Dr. Andrew Ziskind, managing director at Huron Consulting Group, noted that some of the early reports of savings under ACOs have been “much more modest than people anticipated.”
Responding to a question on the analyst call, Keith Pitts, Vanguard’s vice chairman, did not disclose numbers for the Pioneer ACO in Detroit, but said, “It looked like we did effect some savings.”
Pitts, who will become Tenet’s vice chairman, also said the larger chain’s expertise in revenue-cycle management, through its Conifer Health Solutions subsidiary, “can help accelerate some of our activities there.”
Ziskind contended that hospital systems engaged in ACO programs may benefit more from increasing their patient volume through the ACO than from the ACO’s shared-savings feature. In addition, the ACO work helps systems build their capacity to manage population health and succeed under new payment-for- value models. “In the long-run, hospitals are trying to position themselves to cover a larger number of covered lives. That’s one clear business advantage (of forming an ACO).”
Tenet also has moved aggressively into another key healthcare reform arena. It has entered into contracts with health plans that will be sold through state insurance exchanges. During the company’s fourth-quarter earnings call, Fetter said the system had contracts with “three large Blues plan” that will cover 30% of its hospitals. In an interview, Fetter said Tenet currently has more exchange contracts than Vanguard and more than “virtually anyone.”
While Tenet has only recently restarted an acquisition strategy, Vanguard has been on a significant buying spree in recent years. At the end of 2010, the company bought the multihospital Detroit Medical Center and made a significant financial commitment to turn around the financially flagging provider. The following year, it purchased Valley Baptist Health System in Harlingen, Texas. Vanguard has focused primarily on acute-care acquisitions, which allows Tenet to add more ambulatorycare centers in its existing markets, Fetter said.
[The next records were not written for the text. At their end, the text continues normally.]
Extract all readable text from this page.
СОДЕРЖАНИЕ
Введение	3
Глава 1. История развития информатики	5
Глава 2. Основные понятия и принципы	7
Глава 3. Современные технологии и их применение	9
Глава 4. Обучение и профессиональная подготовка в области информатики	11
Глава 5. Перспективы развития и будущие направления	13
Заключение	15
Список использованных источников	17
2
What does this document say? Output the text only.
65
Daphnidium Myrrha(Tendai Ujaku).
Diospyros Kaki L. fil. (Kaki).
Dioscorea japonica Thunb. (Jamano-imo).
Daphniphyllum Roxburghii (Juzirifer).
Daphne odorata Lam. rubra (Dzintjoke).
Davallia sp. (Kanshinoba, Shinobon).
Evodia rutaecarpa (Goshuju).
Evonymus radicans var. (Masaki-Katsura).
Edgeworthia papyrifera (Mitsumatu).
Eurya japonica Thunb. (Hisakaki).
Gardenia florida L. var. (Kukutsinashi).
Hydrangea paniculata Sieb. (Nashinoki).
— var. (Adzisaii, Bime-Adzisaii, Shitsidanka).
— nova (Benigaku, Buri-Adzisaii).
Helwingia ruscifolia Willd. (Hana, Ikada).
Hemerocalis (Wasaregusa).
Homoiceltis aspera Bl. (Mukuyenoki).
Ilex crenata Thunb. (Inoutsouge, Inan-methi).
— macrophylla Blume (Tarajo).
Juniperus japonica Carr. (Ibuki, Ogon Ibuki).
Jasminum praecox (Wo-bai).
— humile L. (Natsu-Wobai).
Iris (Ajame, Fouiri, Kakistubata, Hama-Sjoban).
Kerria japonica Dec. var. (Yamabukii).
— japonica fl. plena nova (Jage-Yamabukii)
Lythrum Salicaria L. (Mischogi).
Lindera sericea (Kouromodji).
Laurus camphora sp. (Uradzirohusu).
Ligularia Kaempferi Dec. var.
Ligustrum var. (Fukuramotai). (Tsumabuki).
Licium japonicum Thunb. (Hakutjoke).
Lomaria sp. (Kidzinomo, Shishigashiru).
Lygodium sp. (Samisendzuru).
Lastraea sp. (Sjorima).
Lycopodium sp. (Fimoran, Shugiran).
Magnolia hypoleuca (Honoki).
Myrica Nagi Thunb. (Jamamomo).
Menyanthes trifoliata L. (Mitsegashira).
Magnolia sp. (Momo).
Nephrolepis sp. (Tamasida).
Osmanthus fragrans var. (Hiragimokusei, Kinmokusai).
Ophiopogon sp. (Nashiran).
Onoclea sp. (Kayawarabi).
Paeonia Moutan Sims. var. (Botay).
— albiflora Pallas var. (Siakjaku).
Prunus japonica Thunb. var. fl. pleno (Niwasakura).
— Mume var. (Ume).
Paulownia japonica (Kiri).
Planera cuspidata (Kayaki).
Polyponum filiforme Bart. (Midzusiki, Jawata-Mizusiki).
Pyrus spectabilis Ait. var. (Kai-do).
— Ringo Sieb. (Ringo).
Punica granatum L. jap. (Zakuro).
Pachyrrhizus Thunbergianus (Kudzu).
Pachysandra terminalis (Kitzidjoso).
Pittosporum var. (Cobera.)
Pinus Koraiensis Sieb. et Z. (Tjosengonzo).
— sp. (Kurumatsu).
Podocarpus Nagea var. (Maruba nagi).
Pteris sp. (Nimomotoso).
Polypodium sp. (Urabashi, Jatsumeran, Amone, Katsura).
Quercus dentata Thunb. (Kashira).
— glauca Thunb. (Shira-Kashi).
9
Increasing revenue from Vanguard’s hospitals will be a key part of the “synergies” Tenet hopes to gain from the acquisition. On the analyst call, Fetter said “a large part of Vanguard’s revenue comes from hospitals that are relatively new to its system.” He praised Vanguard’s turnaround abilities while arguing that Tenet will be able to accelerate those efforts. Vanguard’s hospitals will become clients for Conifer after the deal’s closing.
Since Vanguard’s management and privateequity firm Blackstone Group hold the majority of Vanguard’s shares and there are few overlaps among the two companies’ markets, analysts are forecasting few obstacles for the deal. As of March 31, Blackstone held almost 38% of Vanguard shares, or roughly 29.4 million.
Tenet plans to pay $1.8 billion, or $21 per share, and will assume $2.5 billion of debt when it buys Vanguard, which launched its initial public offering two years before this deal’s announcement.
Vanguard, founded in 1997, operates in Arizona, Illinois, Michigan, Massachusetts and Texas. Tenet, founded in 1967 as National Medical Enterprises before rebranding in 1995, operates in California, Florida, Georgia and Texas.
Fetter boasted that the Vanguard deal will make Tenet “No. 1 or No. 2 in 19 key markets.”
Vanguard’s IPO priced at $18 in June 2011, and its shares closed at $12.37 on the last trading day before the deal announcement. Tenet’s operational efficiency is expected to improve cash flow at the smaller chain’s hospitals.